California Supreme Court Weighing Crucial Gig Economy Misclassification Standard
Insights
2.07.18
Early last month, we told you that a critical trial ruling in a gig economy misclassification case could be put on hold because a separate court was mulling whether to loosen the test to make it easier for workers to succeed in independent contractor misclassification cases. That other court—the California Supreme Court—heard oral arguments yesterday on that very topic, and every gig economy company should be on notice.
The case is Dynamex Operations West, Inc. v. Superior Court of Los Angeles County, and it’s a fairly standard misclassification case. It revolves around a question of whether Dynamex workers were misclassified when it comes to the state’s Industrial Welfare Commission definition of an employee. Where things get hairy is that the court recently asked the parties to prepare to answer the question of whether the state should abandon its current test and instead adopt a worker-friendly standard. That question took center stage yesterday during oral arguments, according to Melissa Daniels at Law360. And each side seemed to understand that a decision in this case could completely change the way that gig economy companies do business. Here’s a quick recap of what each side argued:
Dynamex arguments: The company argued that the standard that has been in play in the state since 1989—the Borello standard—is “perfect” to address the misclassification issues that arise in today’s modern business environment. According to Daniels, the attorney arguing for the defense described the standard like this: “Borello is flexible, Borello is adaptable. … Borello has basically all of the elements that are necessary to fully evaluate” a working relationship in 2018 and beyond.

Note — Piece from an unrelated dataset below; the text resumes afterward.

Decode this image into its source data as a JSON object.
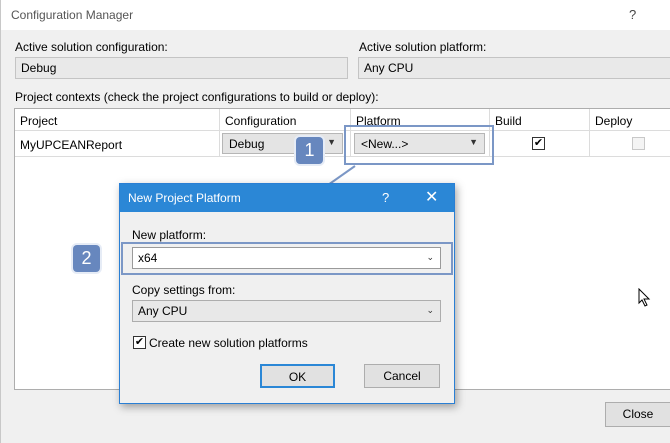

Worker arguments: Shockingly, the workers disagreed. They instead want the court to adopt the “ABC test” that is currently used in New Jersey (see here for a quick recap of the ABC test). Their attorneys said the ABC test offers clear bounds on the definition of whether a worker is an employee or contractor, providing a “definitive” standard. Of course, that test makes it very difficult, if not impossible, for your average gig company to label its workers as contractors.
This case could have major implications on the gig world, especially because so many gig economy companies are headquartered in Northern California. We’ll continue to monitor developments and provide an update when the court renders its decision.